Since my parents have owned restaurants, they have had an accountant do their taxes. Now they are retired so no more accountant, and now I will do my own taxes for the first time.
I started doing a bunch of research about tax returns, which mostly meant going through my old taxes and seeing what our accountant was doing. I was especially interested in the tax benefits you get from donating money, since many people have been donating because of the Tsunami.
Here are a few interesting things I have found. More info will undoubtedly come later:
1. Local and state income taxes count as a deduction. Depending on how much your state takes, and how much you make, this might make it worthwhile to itemize your deductions and not take the standard deduction. Apparently not a lot of people know this.
2. If you do fall above the standard deduction, then charitable contributions are fully deductible. That means for every $100 you donate, you will get a full $25-30 back. This is quite significant and means you can donate more money to charities than you previously thought.

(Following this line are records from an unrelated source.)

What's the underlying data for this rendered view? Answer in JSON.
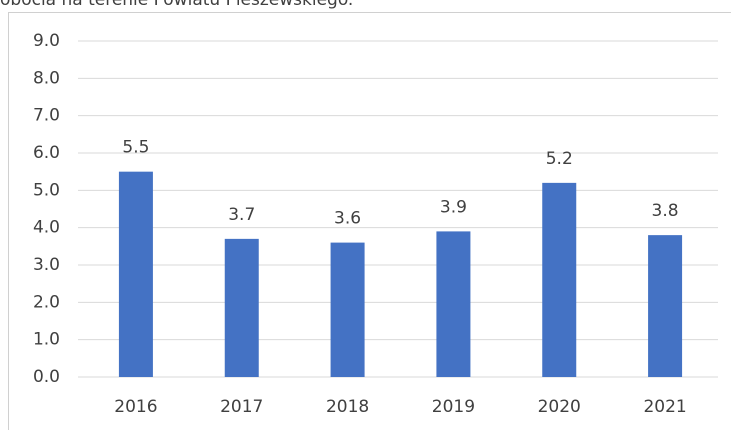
{
  "chart_data": {
    "type": "bar",
    "title": "obocia na terenie Powiatu Pleszewskiego.",
    "categories": [
      "2016",
      "2017",
      "2018",
      "2019",
      "2020",
      "2021"
    ],
    "values": [
      5.5,
      3.7,
      3.6,
      3.9,
      5.2,
      3.8
    ],
    "value_labels": [
      "5.5",
      "3.7",
      "3.6",
      "3.9",
      "5.2",
      "3.8"
    ],
    "color": "#4472c4",
    "ylim": [
      0,
      9
    ],
    "yticks": [
      {
        "value": 0,
        "label": "0.0"
      },
      {
        "value": 1,
        "label": "1.0"
      },
      {
        "value": 2,
        "label": "2.0"
      },
      {
        "value": 3,
        "label": "3.0"
      },
      {
        "value": 4,
        "label": "4.0"
      },
      {
        "value": 5,
        "label": "5.0"
      },
      {
        "value": 6,
        "label": "6.0"
      },
      {
        "value": 7,
        "label": "7.0"
      },
      {
        "value": 8,
        "label": "8.0"
      },
      {
        "value": 9,
        "label": "9.0"
      }
    ],
    "grid": true
  }
}
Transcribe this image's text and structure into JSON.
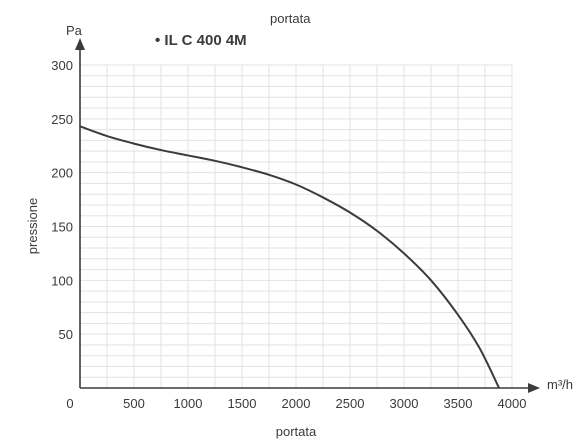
{
  "chart_data": {
    "type": "line",
    "title": "• IL C 400 4M",
    "subtitle": "portata",
    "xlabel": "portata",
    "x_unit": "m³/h",
    "ylabel": "pressione",
    "y_unit": "Pa",
    "xlim": [
      0,
      4000
    ],
    "ylim": [
      0,
      300
    ],
    "x_ticks": [
      0,
      500,
      1000,
      1500,
      2000,
      2500,
      3000,
      3500,
      4000
    ],
    "y_ticks": [
      50,
      100,
      150,
      200,
      250,
      300
    ],
    "grid": true,
    "colors": {
      "curve": "#3b3b3b",
      "grid": "#e3e3e3",
      "axis": "#3b3b3b"
    },
    "series": [
      {
        "x": [
          0,
          250,
          500,
          750,
          1000,
          1250,
          1500,
          1750,
          2000,
          2250,
          2500,
          2750,
          3000,
          3250,
          3500,
          3700,
          3880
        ],
        "y": [
          243,
          234,
          227,
          221,
          216,
          211,
          205,
          198,
          189,
          177,
          163,
          146,
          125,
          100,
          68,
          37,
          0
        ]
      }
    ]
  }
}
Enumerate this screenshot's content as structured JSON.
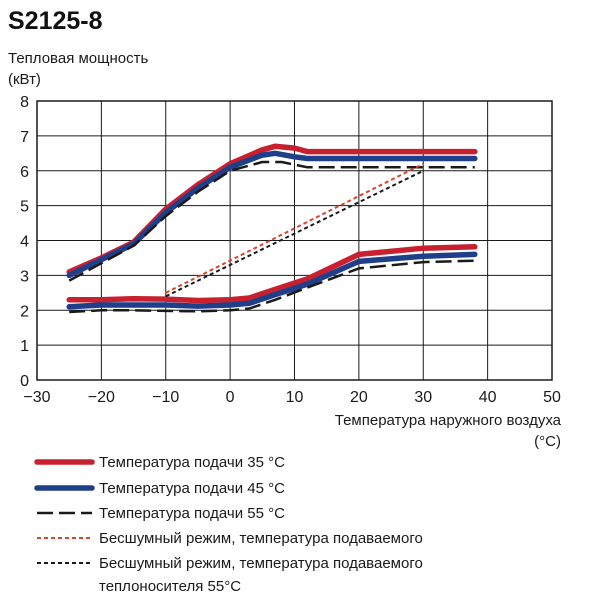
{
  "chart_data": {
    "type": "line",
    "title": "S2125-8",
    "ylabel_line1": "Тепловая мощность",
    "ylabel_line2": "(кВт)",
    "xlabel_line1": "Температура наружного воздуха",
    "xlabel_line2": "(°C)",
    "xlim": [
      -30,
      50
    ],
    "ylim": [
      0,
      8
    ],
    "xticks": [
      "−30",
      "−20",
      "−10",
      "0",
      "10",
      "20",
      "30",
      "40",
      "50"
    ],
    "xtick_values": [
      -30,
      -20,
      -10,
      0,
      10,
      20,
      30,
      40,
      50
    ],
    "yticks": [
      "0",
      "1",
      "2",
      "3",
      "4",
      "5",
      "6",
      "7",
      "8"
    ],
    "ytick_values": [
      0,
      1,
      2,
      3,
      4,
      5,
      6,
      7,
      8
    ],
    "grid": true,
    "legend_position": "bottom",
    "series": [
      {
        "name": "Температура подачи 35 °C",
        "color": "#c8202f",
        "style": "thick-solid",
        "segments": [
          [
            [
              -25,
              3.1
            ],
            [
              -20,
              3.5
            ],
            [
              -15,
              3.95
            ],
            [
              -10,
              4.9
            ],
            [
              -5,
              5.6
            ],
            [
              0,
              6.2
            ],
            [
              5,
              6.6
            ],
            [
              7,
              6.7
            ],
            [
              10,
              6.65
            ],
            [
              12,
              6.55
            ],
            [
              20,
              6.55
            ],
            [
              30,
              6.55
            ],
            [
              38,
              6.55
            ]
          ],
          [
            [
              -25,
              2.3
            ],
            [
              -20,
              2.3
            ],
            [
              -15,
              2.33
            ],
            [
              -10,
              2.32
            ],
            [
              -5,
              2.28
            ],
            [
              0,
              2.3
            ],
            [
              3,
              2.35
            ],
            [
              7,
              2.6
            ],
            [
              12,
              2.9
            ],
            [
              20,
              3.6
            ],
            [
              30,
              3.78
            ],
            [
              38,
              3.82
            ]
          ]
        ]
      },
      {
        "name": "Температура подачи 45 °C",
        "color": "#1f3f8a",
        "style": "thick-solid",
        "segments": [
          [
            [
              -25,
              3.0
            ],
            [
              -20,
              3.45
            ],
            [
              -15,
              3.9
            ],
            [
              -10,
              4.8
            ],
            [
              -5,
              5.5
            ],
            [
              0,
              6.1
            ],
            [
              5,
              6.45
            ],
            [
              7,
              6.5
            ],
            [
              10,
              6.4
            ],
            [
              12,
              6.35
            ],
            [
              20,
              6.35
            ],
            [
              30,
              6.35
            ],
            [
              38,
              6.35
            ]
          ],
          [
            [
              -25,
              2.1
            ],
            [
              -20,
              2.15
            ],
            [
              -15,
              2.15
            ],
            [
              -10,
              2.15
            ],
            [
              -5,
              2.12
            ],
            [
              0,
              2.15
            ],
            [
              3,
              2.2
            ],
            [
              7,
              2.45
            ],
            [
              12,
              2.75
            ],
            [
              20,
              3.4
            ],
            [
              30,
              3.55
            ],
            [
              38,
              3.6
            ]
          ]
        ]
      },
      {
        "name": "Температура подачи 55 °C",
        "color": "#1a1a1a",
        "style": "long-dash",
        "segments": [
          [
            [
              -25,
              2.85
            ],
            [
              -20,
              3.35
            ],
            [
              -15,
              3.85
            ],
            [
              -10,
              4.7
            ],
            [
              -5,
              5.4
            ],
            [
              0,
              6.0
            ],
            [
              5,
              6.25
            ],
            [
              8,
              6.25
            ],
            [
              12,
              6.1
            ],
            [
              20,
              6.1
            ],
            [
              30,
              6.1
            ],
            [
              38,
              6.1
            ]
          ],
          [
            [
              -25,
              1.95
            ],
            [
              -20,
              2.0
            ],
            [
              -15,
              2.0
            ],
            [
              -10,
              1.98
            ],
            [
              -5,
              1.97
            ],
            [
              0,
              2.0
            ],
            [
              3,
              2.05
            ],
            [
              7,
              2.3
            ],
            [
              12,
              2.65
            ],
            [
              20,
              3.2
            ],
            [
              30,
              3.38
            ],
            [
              38,
              3.42
            ]
          ]
        ]
      },
      {
        "name": "Бесшумный режим, температура подаваемого",
        "color": "#d9452b",
        "style": "short-dash",
        "segments": [
          [
            [
              -10,
              2.5
            ],
            [
              30,
              6.2
            ]
          ]
        ]
      },
      {
        "name": "Бесшумный режим, температура подаваемого теплоносителя 55°C",
        "color": "#1a1a1a",
        "style": "short-dash",
        "segments": [
          [
            [
              -10,
              2.4
            ],
            [
              30,
              6.0
            ]
          ]
        ]
      }
    ]
  },
  "legend": {
    "items": [
      {
        "line1": "Температура подачи 35 °C",
        "line2": ""
      },
      {
        "line1": "Температура подачи 45 °C",
        "line2": ""
      },
      {
        "line1": "Температура подачи 55 °C",
        "line2": ""
      },
      {
        "line1": "Бесшумный режим, температура подаваемого",
        "line2": ""
      },
      {
        "line1": "Бесшумный режим, температура подаваемого",
        "line2": "теплоносителя 55°C"
      }
    ]
  }
}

3. If you donate for Tsunami relief before January 31, 2005, you can that deduction on your 2004 tax return. This is because of a special bill that Bush signed.
Click here for info. This is great because it means you can donate now, and get the refund by this April, and not have to wait until April 2006.
4. One of the new deductions for 2004 and 2005 is you can deduct sales tax you pay, *instead* of deducting state income tax. You basically deduct whichever is greater. This will only be interesting to people who live in states with little to no state income tax, *and* who paid a lot of sales tax in the year (purchased a car, etc)
I'm actually pretty excited about doing my taxes. I think it will be a really good learning experience. I still haven't decided if I'm going to use Turbo Tax though. Just doing it on paper seems pretty straight forward. Opinions?